Stitch will use the funding to expand its team, launch new product offerings and enter new markets across the continent with its “financial graph”- a payments and data infrastructure that enables players across the fintech ecosystem to transact seamlessly, expand their revenue and growth potential.
“We are incredibly fortunate to be supported by some of the best investors, founders and builders in the fintech space globally,” said Stitch co-founder & CEO Kiaan Pillay. “They are working closely with us to enable the boom we’re seeing in financial technology on the continent. Across the hundreds of customers we work with, big and small, we’re witnessing a record pace of development of new financial products. Our goal is to help fast-growing fintech and embedded finance companies more easily launch increasingly innovative and tailored products, expand into new markets and optimize their solutions – so they can grow even faster.”
The round was led by The Spruce House Capital, with new investors PayPal Ventures, TrueLayer and Zinal Growth, among others joining the round. Existing investors including firstminute capital, The Raba Partnership, CRE Venture Capital and Village Global also participated, as did founders of leading global fintechs including Chipper Cash, Quovo and Unit. The company had announced a $6 million seed round last year after it emerged from stealth in February 2021.
“We have been following startups in Africa for many years. Our diligence was very clear that this is one of the most talented teams on the continent, and we are excited to be a part of what they are building at Stitch,” said Ben Stein, co-founder of The Spruce House Partnership.
The Stitch API enables businesses to easily access and link their users’ financial accounts to initiate secure bank transfers for one-click pay-ins and payouts, access standardized and categorized transaction history and balance data, for affordability checks and income estimation assessments, and to verify account information and ownership, to enable faster and more user-friendly digital onboarding, and to perform fraud checks.

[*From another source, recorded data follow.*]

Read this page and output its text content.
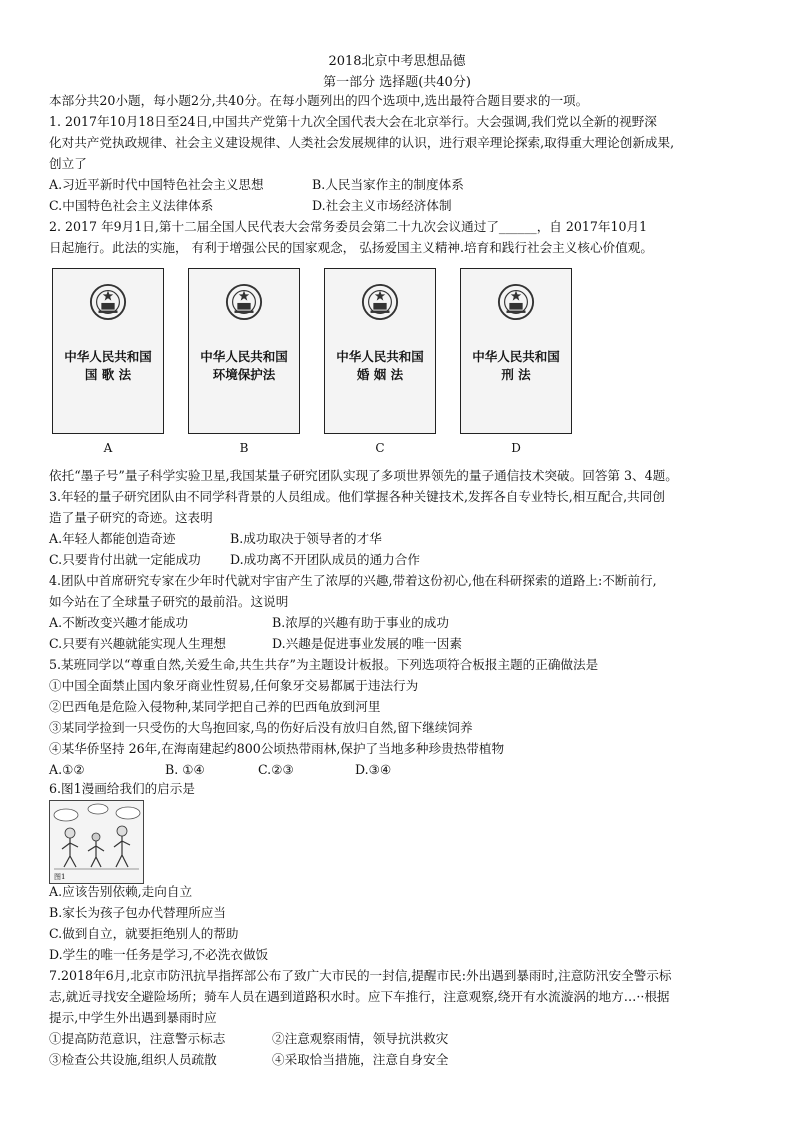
2018北京中考思想品德
第一部分 选择题(共40分)
本部分共20小题，每小题2分,共40分。在每小题列出的四个选项中,选出最符合题目要求的一项。
1. 2017年10月18日至24日,中国共产党第十九次全国代表大会在北京举行。大会强调,我们党以全新的视野深
化对共产党执政规律、社会主义建设规律、人类社会发展规律的认识，进行艰辛理论探索,取得重大理论创新成果,
创立了
A.习近平新时代中国特色社会主义思想	B.人民当家作主的制度体系
C.中国特色社会主义法律体系	D.社会主义市场经济体制
2. 2017 年9月1日,第十二届全国人民代表大会常务委员会第二十九次会议通过了______，自 2017年10月1
日起施行。此法的实施， 有利于增强公民的国家观念， 弘扬爱国主义精神.培育和践行社会主义核心价值观。
中华人民共和国
国 歌 法
中华人民共和国
环境保护法
中华人民共和国
婚 姻 法
中华人民共和国
刑 法
A	B	C	D
依托“墨子号”量子科学实验卫星,我国某量子研究团队实现了多项世界领先的量子通信技术突破。回答第 3、4题。
3.年轻的量子研究团队由不同学科背景的人员组成。他们掌握各种关键技术,发挥各自专业特长,相互配合,共同创
造了量子研究的奇迹。这表明
A.年轻人都能创造奇迹	B.成功取决于领导者的才华
C.只要肯付出就一定能成功 D.成功离不开团队成员的通力合作
4.团队中首席研究专家在少年时代就对宇宙产生了浓厚的兴趣,带着这份初心,他在科研探索的道路上:不断前行,
如今站在了全球量子研究的最前沿。这说明
A.不断改变兴趣才能成功	B.浓厚的兴趣有助于事业的成功
C.只要有兴趣就能实现人生理想	D.兴趣是促进事业发展的唯一因素
5.某班同学以“尊重自然,关爱生命,共生共存”为主题设计板报。下列选项符合板报主题的正确做法是
①中国全面禁止国内象牙商业性贸易,任何象牙交易都属于违法行为
②巴西龟是危险入侵物种,某同学把自己养的巴西龟放到河里
③某同学捡到一只受伤的大鸟抱回家,鸟的伤好后没有放归自然,留下继续饲养
④某华侨坚持 26年,在海南建起约800公顷热带雨林,保护了当地多种珍贵热带植物
A.①②	B. ①④	C.②③	D.③④
6.图1漫画给我们的启示是
图1
A.应该告别依赖,走向自立
B.家长为孩子包办代替理所应当
C.做到自立，就要拒绝别人的帮助
D.学生的唯一任务是学习,不必洗衣做饭
7.2018年6月,北京市防汛抗旱指挥部公布了致广大市民的一封信,提醒市民:外出遇到暴雨时,注意防汛安全警示标
志,就近寻找安全避险场所；骑车人员在遇到道路积水时。应下车推行，注意观察,绕开有水流漩涡的地方…··根据
提示,中学生外出遇到暴雨时应
①提高防范意识，注意警示标志	②注意观察雨情，领导抗洪救灾
③检查公共设施,组织人员疏散	④采取恰当措施，注意自身安全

Startups in Africa raised a record $4 billion in 2021, with the vast majority (estimated 62%) going to fintechs. Stitch serves these fast-growing businesses, from wallet-based companies like Chipper Cash, Luno and Zapper, to financial services providers like ImaliPay, to subscription and e-commerce players like FlexClub, to PSPs and payment aggregators like Peach and Yoco. As embedded finance continues to gain traction and further adoption of digital finance solutions, the opportunity to provide foundational software that can enable businesses to launch, optimize and scale fintech solutions will only accelerate.
“Stitch is building critical infrastructure to enable faster, easier and more secure payments across Africa,” said Ashish Aggarwal, Director at PayPal Ventures. “We believe they will play a significant role in contributing to the overall growth of the fintech space in Africa – and are excited to be investing at this important moment in their journey.”
In the last quarter alone, the company saw 44% MoM customer growth and a 72% MoM increase in linked financial accounts on the platform. It’s had 104% MoM growth in payments value since launch.